When a family starts to work together to organise a family council, to define different roles and responsibilities in the family business and to create family policies and agreements, the question inevitably comes up: "what will we do if someone doesn't follow the rules?"
Clearly the goal of working together as a family does not constitute a binding legal agreement that you can enforce by taking a family member to court. Family agreements don't need to have "teeth".
On the other hand, a good way of making sure that people know what the rules are is to have a written family agreement. Family policies are important to have, purely in terms of clarity of communication.
If the agreed upon "rules" represent a change in the way the family must operate then two questions to consider are: "Who is going to lead the change?" and "What resistance do you have to overcome?"
Telling everyone what the new rules are once is not going to be enough. People usually don't listen to something until they have been told multiple times. At a family meeting, all of the family members present might say that they agree on the new rules or roles. Later someone could break the rules simply because had not yet fully taken them on board.
If you ask a family member shareholder to put the interest of the family group before their own personal interest, then you are talking about making a "social contract". The rules that you are seeking to create are not legal rules, but social norms.
A "social contract" means that people are willing to give up some of their own personal freedoms "for the greater good". In practical terms, you need to get everyone to think carefully about the benefits of working together as a united family group. For example, working together might hold up the value of the family-voting bloc.
Rules and policies become norms when they are consistently applied. If you make a family rule you need to follow it or the group as a whole needs to amend the rule.
At family council meetings it is important to talk about what is acceptable behaviour for a member of the family group and what would not be acceptable behaviour.
A family should try to incorporate time for telling family stories and talking about values whenever you hold a family meeting.
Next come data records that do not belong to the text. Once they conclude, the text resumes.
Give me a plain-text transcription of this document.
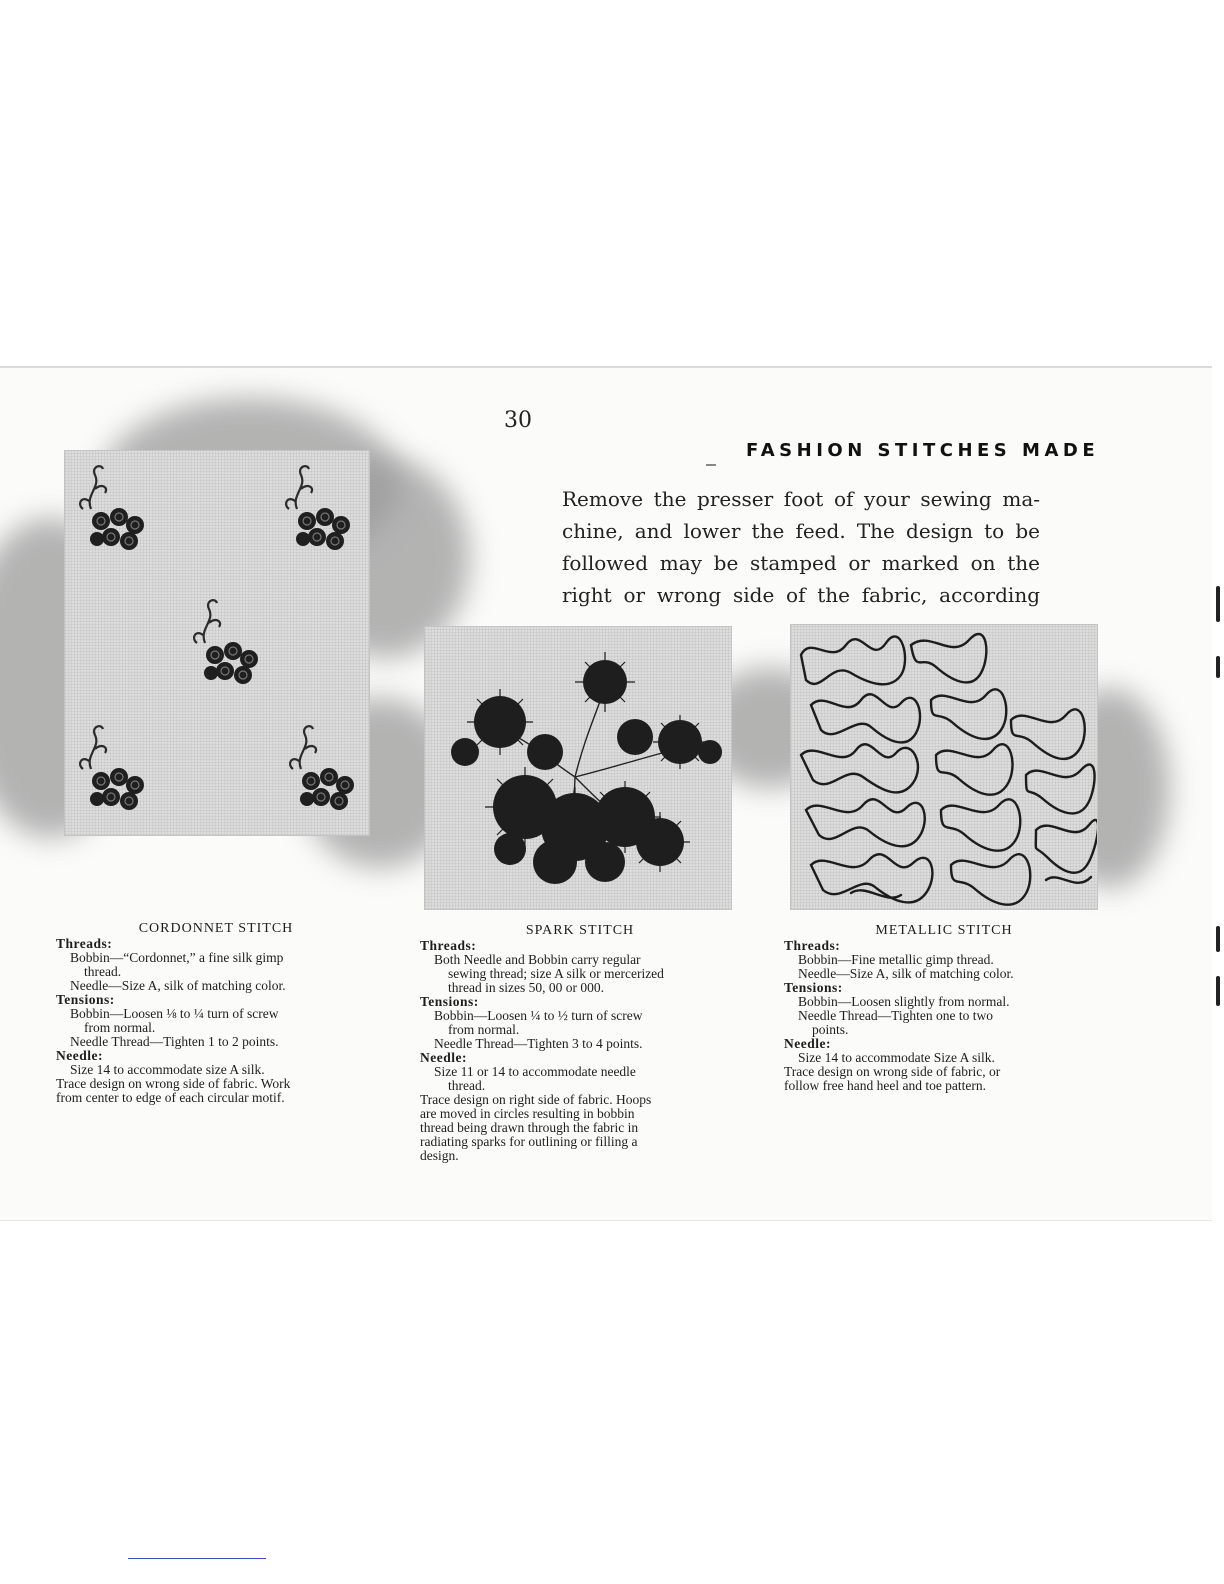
30
FASHION STITCHES MADE
Remove the presser foot of your sewing ma-
chine, and lower the feed. The design to be
followed may be stamped or marked on the
right or wrong side of the fabric, according
CORDONNET STITCH
Threads:
Bobbin—“Cordonnet,” a fine silk gimp
thread.
Needle—Size A, silk of matching color.
Tensions:
Bobbin—Loosen ⅛ to ¼ turn of screw
from normal.
Needle Thread—Tighten 1 to 2 points.
Needle:
Size 14 to accommodate size A silk.
Trace design on wrong side of fabric. Work
from center to edge of each circular motif.
SPARK STITCH
Threads:
Both Needle and Bobbin carry regular
sewing thread; size A silk or mercerized
thread in sizes 50, 00 or 000.
Tensions:
Bobbin—Loosen ¼ to ½ turn of screw
from normal.
Needle Thread—Tighten 3 to 4 points.
Needle:
Size 11 or 14 to accommodate needle
thread.
Trace design on right side of fabric. Hoops
are moved in circles resulting in bobbin
thread being drawn through the fabric in
radiating sparks for outlining or filling a
design.
METALLIC STITCH
Threads:
Bobbin—Fine metallic gimp thread.
Needle—Size A, silk of matching color.
Tensions:
Bobbin—Loosen slightly from normal.
Needle Thread—Tighten one to two
points.
Needle:
Size 14 to accommodate Size A silk.
Trace design on wrong side of fabric, or
follow free hand heel and toe pattern.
Discussion of values and stories at family meetings will build up the emotional glue. Discussion of values will also help you to pass these on to the next generation.
A group can be united by a picture or vision of something that is larger than the individual. Working on shared vision for the future and revisiting it periodically also provides the energy that moves the group forward towards its joint goals.
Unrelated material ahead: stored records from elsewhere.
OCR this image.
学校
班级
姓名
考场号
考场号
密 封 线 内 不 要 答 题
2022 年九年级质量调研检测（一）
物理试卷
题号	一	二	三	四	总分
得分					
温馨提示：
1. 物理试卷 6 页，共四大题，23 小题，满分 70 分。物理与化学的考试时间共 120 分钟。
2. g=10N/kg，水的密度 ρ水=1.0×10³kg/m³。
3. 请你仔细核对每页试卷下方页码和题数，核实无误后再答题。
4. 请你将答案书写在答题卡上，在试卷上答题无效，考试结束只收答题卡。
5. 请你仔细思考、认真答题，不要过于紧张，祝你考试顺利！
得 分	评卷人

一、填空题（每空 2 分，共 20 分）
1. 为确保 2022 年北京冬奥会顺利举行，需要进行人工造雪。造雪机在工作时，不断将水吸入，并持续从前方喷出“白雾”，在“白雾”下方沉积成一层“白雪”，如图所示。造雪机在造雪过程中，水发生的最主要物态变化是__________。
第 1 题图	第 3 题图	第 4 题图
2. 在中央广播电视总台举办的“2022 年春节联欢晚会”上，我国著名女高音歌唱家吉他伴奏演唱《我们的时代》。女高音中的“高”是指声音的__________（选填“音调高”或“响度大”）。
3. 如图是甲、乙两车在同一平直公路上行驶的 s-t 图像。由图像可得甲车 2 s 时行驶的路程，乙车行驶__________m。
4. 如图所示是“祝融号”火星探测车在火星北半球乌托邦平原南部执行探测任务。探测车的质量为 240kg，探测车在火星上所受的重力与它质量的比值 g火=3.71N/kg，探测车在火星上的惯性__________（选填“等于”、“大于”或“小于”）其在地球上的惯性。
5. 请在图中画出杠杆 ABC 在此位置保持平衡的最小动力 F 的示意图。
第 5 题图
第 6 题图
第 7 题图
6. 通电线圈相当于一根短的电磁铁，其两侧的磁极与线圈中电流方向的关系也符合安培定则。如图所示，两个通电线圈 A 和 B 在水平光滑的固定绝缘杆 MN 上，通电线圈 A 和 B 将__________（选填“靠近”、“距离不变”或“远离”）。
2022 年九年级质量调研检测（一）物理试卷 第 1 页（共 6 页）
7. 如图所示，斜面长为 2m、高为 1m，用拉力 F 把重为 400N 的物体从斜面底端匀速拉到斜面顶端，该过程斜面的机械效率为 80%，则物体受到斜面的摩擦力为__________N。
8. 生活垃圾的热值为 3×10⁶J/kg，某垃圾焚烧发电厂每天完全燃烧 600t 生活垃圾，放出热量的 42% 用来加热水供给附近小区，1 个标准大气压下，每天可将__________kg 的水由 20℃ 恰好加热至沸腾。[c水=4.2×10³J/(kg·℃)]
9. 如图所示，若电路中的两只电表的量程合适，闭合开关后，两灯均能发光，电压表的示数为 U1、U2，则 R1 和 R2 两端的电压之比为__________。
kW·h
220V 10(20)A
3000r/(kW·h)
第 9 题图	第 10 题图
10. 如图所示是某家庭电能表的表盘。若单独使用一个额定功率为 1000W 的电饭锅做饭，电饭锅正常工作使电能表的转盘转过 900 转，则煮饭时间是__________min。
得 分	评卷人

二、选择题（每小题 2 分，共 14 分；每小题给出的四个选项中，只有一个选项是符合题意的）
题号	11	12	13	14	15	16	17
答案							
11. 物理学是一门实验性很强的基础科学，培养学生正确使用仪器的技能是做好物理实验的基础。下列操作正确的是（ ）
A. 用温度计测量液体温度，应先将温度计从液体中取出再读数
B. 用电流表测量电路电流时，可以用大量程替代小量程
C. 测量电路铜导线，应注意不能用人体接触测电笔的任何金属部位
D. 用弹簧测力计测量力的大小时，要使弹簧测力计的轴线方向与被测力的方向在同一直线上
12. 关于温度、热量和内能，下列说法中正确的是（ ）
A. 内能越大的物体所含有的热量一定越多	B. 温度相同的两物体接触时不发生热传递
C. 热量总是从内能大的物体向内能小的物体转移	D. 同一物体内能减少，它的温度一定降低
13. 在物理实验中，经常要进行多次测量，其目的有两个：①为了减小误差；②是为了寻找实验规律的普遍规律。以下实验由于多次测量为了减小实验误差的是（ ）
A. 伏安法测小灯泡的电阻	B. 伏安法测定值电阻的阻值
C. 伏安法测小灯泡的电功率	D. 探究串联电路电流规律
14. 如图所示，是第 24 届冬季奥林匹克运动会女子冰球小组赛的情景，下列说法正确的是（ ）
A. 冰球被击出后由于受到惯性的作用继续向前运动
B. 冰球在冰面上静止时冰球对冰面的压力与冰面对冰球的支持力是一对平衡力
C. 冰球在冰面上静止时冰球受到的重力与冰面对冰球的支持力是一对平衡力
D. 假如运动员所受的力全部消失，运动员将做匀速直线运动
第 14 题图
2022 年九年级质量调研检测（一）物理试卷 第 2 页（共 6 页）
If family members "hold their cards close to the chest", don't be surprised if other members of the family council don't follow the rules. You need to have trust to have a functioning family council. Trust implies being transparent, open and respectful and being consistent in delivering on what you say you are going to do.
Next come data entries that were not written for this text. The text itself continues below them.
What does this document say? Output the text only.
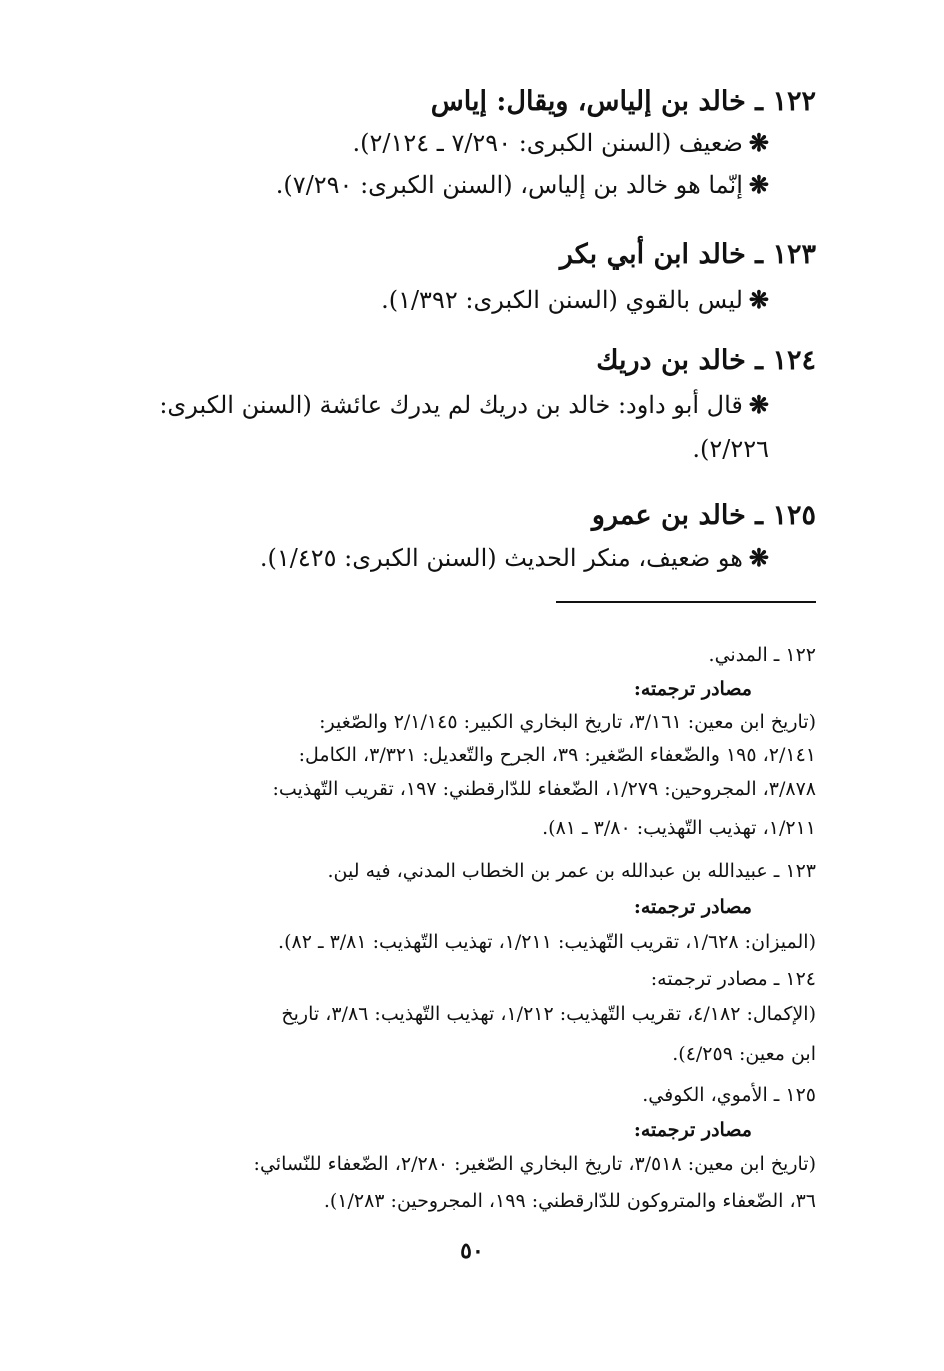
١٢٢ ـ خالد بن إلياس، ويقال: إياس
❋ضعيف (السنن الكبرى: ٧/٢٩٠ ـ ٢/١٢٤).
❋إنّما هو خالد بن إلياس، (السنن الكبرى: ٧/٢٩٠).
١٢٣ ـ خالد ابن أبي بكر
❋ليس بالقوي (السنن الكبرى: ١/٣٩٢).
١٢٤ ـ خالد بن دريك
❋قال أبو داود: خالد بن دريك لم يدرك عائشة (السنن الكبرى:
٢/٢٢٦).
١٢٥ ـ خالد بن عمرو
❋هو ضعيف، منكر الحديث (السنن الكبرى: ١/٤٢٥).
١٢٢ ـ المدني.
مصادر ترجمته:
(تاريخ ابن معين: ٣/١٦١، تاريخ البخاري الكبير: ٢/١/١٤٥ والصّغير:
٢/١٤١، ١٩٥ والضّعفاء الصّغير: ٣٩، الجرح والتّعديل: ٣/٣٢١، الكامل:
٣/٨٧٨، المجروحين: ١/٢٧٩، الضّعفاء للدّارقطني: ١٩٧، تقريب التّهذيب:
١/٢١١، تهذيب التّهذيب: ٣/٨٠ ـ ٨١).
١٢٣ ـ عبيدالله بن عبدالله بن عمر بن الخطاب المدني، فيه لين.
مصادر ترجمته:
(الميزان: ١/٦٢٨، تقريب التّهذيب: ١/٢١١، تهذيب التّهذيب: ٣/٨١ ـ ٨٢).
١٢٤ ـ مصادر ترجمته:
(الإكمال: ٤/١٨٢، تقريب التّهذيب: ١/٢١٢، تهذيب التّهذيب: ٣/٨٦، تاريخ
ابن معين: ٤/٢٥٩).
١٢٥ ـ الأموي، الكوفي.
مصادر ترجمته:
(تاريخ ابن معين: ٣/٥١٨، تاريخ البخاري الصّغير: ٢/٢٨٠، الضّعفاء للنّسائي:
٣٦، الضّعفاء والمتروكون للدّارقطني: ١٩٩، المجروحين: ١/٢٨٣).
٥٠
If you have a member of your family council who keeps contributing their view, but the group never takes it into account, then expect them not to care about the rules. You need to give people a real voice if you want them to participate.
You may wish for a number of family members to participate in the business, but to meaningfully participate family members need a basic level of competence. Creating a family council naturally leads to the conclusion that there has to be an investment in future talent and family education.
Just having a proper forum for discussion of family and ownership issues will be a positive step towards improving family communication. However, having "yum cha" together on Sundays doesn't qualify as having a "proper forum".
An effective group needs good communication and one aspect of good communication is direct communication. If you have a problem with someone, it is important to go directly to that person instead of talking to someone else about that problem.
Conflict is a natural part of relationships. There is one thing however that is worse than family conflict, and that is conflict avoidance. It would be unrealistic to think that a family group will totally avoid conflict. Instead families should acknowledge that conflict will arise and find a way to work through it in order to remain focused on the issues.
Don't allow people to make decisions when they are emotional, give them time to calm down. It is important to make decisions when participants can think and reason.
It is not realistic to expect everyone will agree all of the time. Disagreements are normal and it would be unwise to remove someone from the group just because they express a dissenting voice from time to time.
In conclusion, rather than worrying if family members will follow the rules, it is better to consider if you have created the right conditions whereby family members will want to follow the rules.